The start of this year feels more optimistic than previous years - in a way it shouldn't, Daisy's gastro problems are the worst they have ever been, her TPN requirements keep going up and her stoma output remains at an average of a litre, her pain meds are being increased regularly, but cognitively she is coming on in leaps and bounds, she vocalises more and more, shouting for her brothers to come and put DVDs on, or demanding help with games, she is growing up in so many ways and shows us daily how capable she is.  In many ways we now know what is happening with her gut, TPN is forever and the stoma is permanent, we can live with that now.  Tomorrow the palliative consultant is coming to visit to adjust the pain meds and add a new one in, hopefully we will get some answers from the gastro consultant soon about colectomy surgery and second opinion referrals, so more than ever before there is a plan and we know what is happening.

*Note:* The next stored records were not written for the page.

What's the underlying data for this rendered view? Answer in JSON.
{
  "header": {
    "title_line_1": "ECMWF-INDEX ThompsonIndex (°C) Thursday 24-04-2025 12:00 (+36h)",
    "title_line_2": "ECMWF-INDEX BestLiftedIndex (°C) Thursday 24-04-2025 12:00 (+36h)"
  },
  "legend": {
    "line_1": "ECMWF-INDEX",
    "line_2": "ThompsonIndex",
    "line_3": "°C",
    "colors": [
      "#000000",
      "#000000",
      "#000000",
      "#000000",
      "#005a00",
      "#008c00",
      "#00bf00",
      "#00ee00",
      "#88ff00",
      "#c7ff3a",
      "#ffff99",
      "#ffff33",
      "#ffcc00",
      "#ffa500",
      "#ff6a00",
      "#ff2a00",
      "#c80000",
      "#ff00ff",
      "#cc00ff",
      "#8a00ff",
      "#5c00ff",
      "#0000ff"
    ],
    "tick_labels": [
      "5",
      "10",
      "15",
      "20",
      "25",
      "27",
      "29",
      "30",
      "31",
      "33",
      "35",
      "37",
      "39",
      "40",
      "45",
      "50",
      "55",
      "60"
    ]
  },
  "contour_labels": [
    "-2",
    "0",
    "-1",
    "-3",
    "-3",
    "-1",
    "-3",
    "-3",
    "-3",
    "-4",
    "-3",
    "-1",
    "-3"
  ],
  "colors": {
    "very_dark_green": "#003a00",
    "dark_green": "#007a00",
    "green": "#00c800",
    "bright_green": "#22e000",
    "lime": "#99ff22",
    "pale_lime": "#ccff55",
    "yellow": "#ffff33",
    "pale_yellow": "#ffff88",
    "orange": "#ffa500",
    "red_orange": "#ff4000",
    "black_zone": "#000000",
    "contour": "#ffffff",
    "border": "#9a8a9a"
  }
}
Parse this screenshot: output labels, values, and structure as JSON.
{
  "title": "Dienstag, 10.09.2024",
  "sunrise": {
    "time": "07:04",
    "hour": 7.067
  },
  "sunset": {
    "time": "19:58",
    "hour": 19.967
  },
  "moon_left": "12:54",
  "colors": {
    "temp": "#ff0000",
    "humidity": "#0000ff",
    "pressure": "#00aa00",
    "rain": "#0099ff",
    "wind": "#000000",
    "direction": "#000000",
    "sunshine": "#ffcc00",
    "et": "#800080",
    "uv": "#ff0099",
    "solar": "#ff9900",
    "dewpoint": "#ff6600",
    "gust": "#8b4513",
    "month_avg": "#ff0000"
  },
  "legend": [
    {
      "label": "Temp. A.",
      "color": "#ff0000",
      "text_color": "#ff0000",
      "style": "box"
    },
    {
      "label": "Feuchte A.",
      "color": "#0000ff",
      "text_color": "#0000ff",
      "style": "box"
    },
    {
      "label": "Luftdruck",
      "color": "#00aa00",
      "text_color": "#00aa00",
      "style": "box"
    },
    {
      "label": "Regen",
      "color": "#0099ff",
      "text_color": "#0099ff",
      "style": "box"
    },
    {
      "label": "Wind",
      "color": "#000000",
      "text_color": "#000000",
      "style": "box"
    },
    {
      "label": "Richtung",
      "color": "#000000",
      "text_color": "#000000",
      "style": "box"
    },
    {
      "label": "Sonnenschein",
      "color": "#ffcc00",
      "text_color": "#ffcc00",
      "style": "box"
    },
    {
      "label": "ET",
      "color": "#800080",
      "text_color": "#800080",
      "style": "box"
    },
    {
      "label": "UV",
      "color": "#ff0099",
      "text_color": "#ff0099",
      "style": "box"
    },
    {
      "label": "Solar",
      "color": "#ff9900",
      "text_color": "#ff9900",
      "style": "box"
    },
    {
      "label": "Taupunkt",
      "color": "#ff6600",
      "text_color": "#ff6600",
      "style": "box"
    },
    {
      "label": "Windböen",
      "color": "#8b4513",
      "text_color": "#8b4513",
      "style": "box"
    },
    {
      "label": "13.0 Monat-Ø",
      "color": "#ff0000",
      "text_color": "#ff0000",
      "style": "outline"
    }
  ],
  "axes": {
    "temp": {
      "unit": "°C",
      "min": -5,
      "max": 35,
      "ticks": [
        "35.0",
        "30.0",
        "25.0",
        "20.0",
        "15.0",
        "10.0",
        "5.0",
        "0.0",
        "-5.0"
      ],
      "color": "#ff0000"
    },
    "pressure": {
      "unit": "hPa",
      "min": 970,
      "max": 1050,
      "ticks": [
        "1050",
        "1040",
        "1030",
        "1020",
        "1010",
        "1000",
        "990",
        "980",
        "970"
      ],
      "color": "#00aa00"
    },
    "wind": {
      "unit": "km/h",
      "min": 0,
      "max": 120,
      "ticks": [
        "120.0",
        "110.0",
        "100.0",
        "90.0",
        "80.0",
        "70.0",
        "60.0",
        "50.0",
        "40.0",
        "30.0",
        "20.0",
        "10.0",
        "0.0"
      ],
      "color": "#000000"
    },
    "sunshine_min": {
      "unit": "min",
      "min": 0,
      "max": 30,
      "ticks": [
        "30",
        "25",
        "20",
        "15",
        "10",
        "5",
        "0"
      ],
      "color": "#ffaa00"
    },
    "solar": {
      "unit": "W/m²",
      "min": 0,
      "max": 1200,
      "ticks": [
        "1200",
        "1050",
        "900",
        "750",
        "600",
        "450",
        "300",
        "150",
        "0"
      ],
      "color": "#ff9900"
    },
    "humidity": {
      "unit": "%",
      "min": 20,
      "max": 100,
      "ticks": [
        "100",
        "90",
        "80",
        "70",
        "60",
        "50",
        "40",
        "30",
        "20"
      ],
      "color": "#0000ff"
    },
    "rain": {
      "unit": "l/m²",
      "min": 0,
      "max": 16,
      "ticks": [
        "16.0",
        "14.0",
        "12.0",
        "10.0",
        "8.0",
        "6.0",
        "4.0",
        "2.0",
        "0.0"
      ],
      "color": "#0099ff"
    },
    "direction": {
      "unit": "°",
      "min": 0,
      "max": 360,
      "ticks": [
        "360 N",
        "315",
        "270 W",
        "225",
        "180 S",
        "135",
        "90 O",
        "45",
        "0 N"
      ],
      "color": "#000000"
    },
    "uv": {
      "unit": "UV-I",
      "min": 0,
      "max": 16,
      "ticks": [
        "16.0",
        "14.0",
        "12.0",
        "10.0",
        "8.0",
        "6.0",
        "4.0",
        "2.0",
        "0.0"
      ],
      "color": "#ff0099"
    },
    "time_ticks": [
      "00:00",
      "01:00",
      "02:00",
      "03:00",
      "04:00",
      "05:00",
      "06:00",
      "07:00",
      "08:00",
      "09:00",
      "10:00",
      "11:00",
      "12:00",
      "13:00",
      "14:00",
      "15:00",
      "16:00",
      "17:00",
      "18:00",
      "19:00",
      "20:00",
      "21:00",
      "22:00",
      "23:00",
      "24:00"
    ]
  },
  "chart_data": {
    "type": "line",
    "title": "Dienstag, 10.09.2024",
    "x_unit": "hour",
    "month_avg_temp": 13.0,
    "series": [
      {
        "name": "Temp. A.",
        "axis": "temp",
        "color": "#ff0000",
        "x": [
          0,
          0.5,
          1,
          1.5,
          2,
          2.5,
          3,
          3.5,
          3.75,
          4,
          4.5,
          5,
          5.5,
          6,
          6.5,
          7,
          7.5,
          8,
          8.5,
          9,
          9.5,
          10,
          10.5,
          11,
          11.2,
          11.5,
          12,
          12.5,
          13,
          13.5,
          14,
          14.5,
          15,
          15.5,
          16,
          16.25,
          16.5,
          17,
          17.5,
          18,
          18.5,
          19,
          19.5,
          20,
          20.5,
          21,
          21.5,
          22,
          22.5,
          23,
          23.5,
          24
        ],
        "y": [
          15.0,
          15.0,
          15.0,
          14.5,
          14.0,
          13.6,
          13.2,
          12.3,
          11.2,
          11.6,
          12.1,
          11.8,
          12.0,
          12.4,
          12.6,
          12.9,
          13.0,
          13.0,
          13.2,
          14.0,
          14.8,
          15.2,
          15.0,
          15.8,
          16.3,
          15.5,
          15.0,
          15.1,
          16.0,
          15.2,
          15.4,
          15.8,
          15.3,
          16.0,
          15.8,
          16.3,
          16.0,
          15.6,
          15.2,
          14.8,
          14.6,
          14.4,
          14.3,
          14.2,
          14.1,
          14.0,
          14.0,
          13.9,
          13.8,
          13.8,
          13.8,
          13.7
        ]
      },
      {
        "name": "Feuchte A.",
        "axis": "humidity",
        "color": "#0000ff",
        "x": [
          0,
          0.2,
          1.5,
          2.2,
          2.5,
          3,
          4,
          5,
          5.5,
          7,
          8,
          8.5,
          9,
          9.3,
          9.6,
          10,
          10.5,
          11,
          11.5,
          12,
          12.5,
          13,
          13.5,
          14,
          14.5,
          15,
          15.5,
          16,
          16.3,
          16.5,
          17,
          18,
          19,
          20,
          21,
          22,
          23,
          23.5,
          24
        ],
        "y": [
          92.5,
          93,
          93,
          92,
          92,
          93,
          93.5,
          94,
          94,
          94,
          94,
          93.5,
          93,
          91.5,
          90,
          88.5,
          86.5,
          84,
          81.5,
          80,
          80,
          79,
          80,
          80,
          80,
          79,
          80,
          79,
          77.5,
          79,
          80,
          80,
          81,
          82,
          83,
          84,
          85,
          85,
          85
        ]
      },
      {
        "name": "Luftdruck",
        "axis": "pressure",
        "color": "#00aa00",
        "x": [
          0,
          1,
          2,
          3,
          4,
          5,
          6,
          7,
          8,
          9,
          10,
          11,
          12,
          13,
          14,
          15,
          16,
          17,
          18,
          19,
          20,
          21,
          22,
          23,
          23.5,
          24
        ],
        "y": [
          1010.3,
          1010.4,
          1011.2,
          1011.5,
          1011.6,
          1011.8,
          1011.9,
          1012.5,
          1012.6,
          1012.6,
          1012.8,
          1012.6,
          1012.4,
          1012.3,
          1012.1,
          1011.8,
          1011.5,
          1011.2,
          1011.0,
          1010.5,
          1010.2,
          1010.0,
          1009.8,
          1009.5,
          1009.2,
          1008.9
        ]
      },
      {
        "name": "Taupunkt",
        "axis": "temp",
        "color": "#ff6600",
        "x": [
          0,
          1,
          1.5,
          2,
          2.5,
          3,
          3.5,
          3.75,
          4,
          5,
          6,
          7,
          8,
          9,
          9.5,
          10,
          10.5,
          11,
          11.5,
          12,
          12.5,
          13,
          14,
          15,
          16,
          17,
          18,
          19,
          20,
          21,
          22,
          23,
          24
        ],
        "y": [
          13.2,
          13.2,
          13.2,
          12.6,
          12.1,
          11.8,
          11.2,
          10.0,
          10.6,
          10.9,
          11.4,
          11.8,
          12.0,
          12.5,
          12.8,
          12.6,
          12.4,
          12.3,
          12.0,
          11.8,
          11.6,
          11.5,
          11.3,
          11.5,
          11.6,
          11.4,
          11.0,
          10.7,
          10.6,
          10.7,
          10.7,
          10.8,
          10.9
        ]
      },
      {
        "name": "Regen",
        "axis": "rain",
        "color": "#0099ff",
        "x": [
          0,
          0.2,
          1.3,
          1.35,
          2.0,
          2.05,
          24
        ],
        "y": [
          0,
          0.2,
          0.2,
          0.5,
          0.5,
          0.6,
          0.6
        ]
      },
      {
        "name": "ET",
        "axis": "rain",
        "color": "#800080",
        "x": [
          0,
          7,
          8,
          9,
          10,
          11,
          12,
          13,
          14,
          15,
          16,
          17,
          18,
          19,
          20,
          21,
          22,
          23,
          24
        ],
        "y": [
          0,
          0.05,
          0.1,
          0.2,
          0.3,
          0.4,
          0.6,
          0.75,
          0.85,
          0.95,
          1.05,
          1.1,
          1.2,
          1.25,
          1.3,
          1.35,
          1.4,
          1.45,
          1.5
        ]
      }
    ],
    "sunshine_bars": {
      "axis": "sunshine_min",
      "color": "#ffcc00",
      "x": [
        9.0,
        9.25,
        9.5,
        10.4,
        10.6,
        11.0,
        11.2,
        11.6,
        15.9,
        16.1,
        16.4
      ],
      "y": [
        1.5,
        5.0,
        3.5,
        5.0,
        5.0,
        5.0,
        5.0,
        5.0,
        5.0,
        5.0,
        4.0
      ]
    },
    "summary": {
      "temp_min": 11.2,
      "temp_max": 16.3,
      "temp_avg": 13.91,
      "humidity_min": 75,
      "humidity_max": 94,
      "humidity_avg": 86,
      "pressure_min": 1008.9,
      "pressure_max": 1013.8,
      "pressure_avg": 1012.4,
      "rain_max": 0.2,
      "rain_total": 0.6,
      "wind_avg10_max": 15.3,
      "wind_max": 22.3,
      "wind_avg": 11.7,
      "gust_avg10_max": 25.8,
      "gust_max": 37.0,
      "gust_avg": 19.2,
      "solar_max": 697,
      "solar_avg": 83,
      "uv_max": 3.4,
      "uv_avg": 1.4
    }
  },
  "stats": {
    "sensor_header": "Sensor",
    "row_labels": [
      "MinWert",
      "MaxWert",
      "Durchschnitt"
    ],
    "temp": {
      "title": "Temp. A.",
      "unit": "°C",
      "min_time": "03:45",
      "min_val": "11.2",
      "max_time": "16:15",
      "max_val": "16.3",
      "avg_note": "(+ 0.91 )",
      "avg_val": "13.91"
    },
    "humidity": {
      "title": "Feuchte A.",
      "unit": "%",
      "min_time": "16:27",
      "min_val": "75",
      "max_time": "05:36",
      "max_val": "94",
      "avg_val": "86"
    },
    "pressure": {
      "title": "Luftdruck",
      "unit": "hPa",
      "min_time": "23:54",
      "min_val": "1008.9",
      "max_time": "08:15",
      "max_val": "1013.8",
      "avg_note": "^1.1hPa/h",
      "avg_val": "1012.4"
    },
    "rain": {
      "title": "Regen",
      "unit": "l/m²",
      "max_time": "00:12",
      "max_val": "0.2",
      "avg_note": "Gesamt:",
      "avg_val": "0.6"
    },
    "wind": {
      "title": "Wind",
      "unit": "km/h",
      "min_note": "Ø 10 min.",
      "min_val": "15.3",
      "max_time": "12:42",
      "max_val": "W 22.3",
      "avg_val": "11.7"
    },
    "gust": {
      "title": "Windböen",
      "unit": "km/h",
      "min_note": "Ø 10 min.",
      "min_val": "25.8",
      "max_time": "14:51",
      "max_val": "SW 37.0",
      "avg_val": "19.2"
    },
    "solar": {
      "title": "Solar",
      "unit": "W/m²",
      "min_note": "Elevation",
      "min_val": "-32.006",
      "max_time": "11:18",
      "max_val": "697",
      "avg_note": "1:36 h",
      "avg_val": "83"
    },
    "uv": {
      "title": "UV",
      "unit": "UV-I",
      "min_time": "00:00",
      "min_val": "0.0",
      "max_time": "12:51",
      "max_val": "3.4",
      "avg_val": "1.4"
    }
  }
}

My daily battles still continue trying to get support, equipment and respite help - it is these things that wear you down,  I know what Daisy and the family needs but sometimes we have to jump through so many hoops to get to that point, and I also think that living where we do doesn't help, there is a postcode lottery element to support for children with disabilities.  And beyond these battles we have more mundane issues like the leaking sewer pipes underneath our kitchen floor....at the moment we have no kitchen, all of Christmas was spent with us burning scented candles to hide the smell, hopefully the work will be finished by the end of January and we will have a shiny new kitchen and floor and no more broken sewer pipes...hopefully my sanity will be intact as I fill kettles in the bathroom and washup in the bath....Daisy is oblivious to the chaos of our lives, school is the most important thing in her life, followed by Singing Hands and then her siblings who are at her constant beck and call....she is surounded by love and happiness and that is why, whatever it brings, 2011 will be good for us...

1 comment:

  1. Hello again :)

    I had a small bowel transplant at Birmingham Children's Hospital a few years ago so I'd be happy to chat if you've got any questions. We've got some mutual Facebook friends, so if you'd like to be in touch via Facebook you can find me through Sarah. If not though that's fine.

    I hope you can make some progress with Daisy's pain this year, it must be awful to see her having to go through that.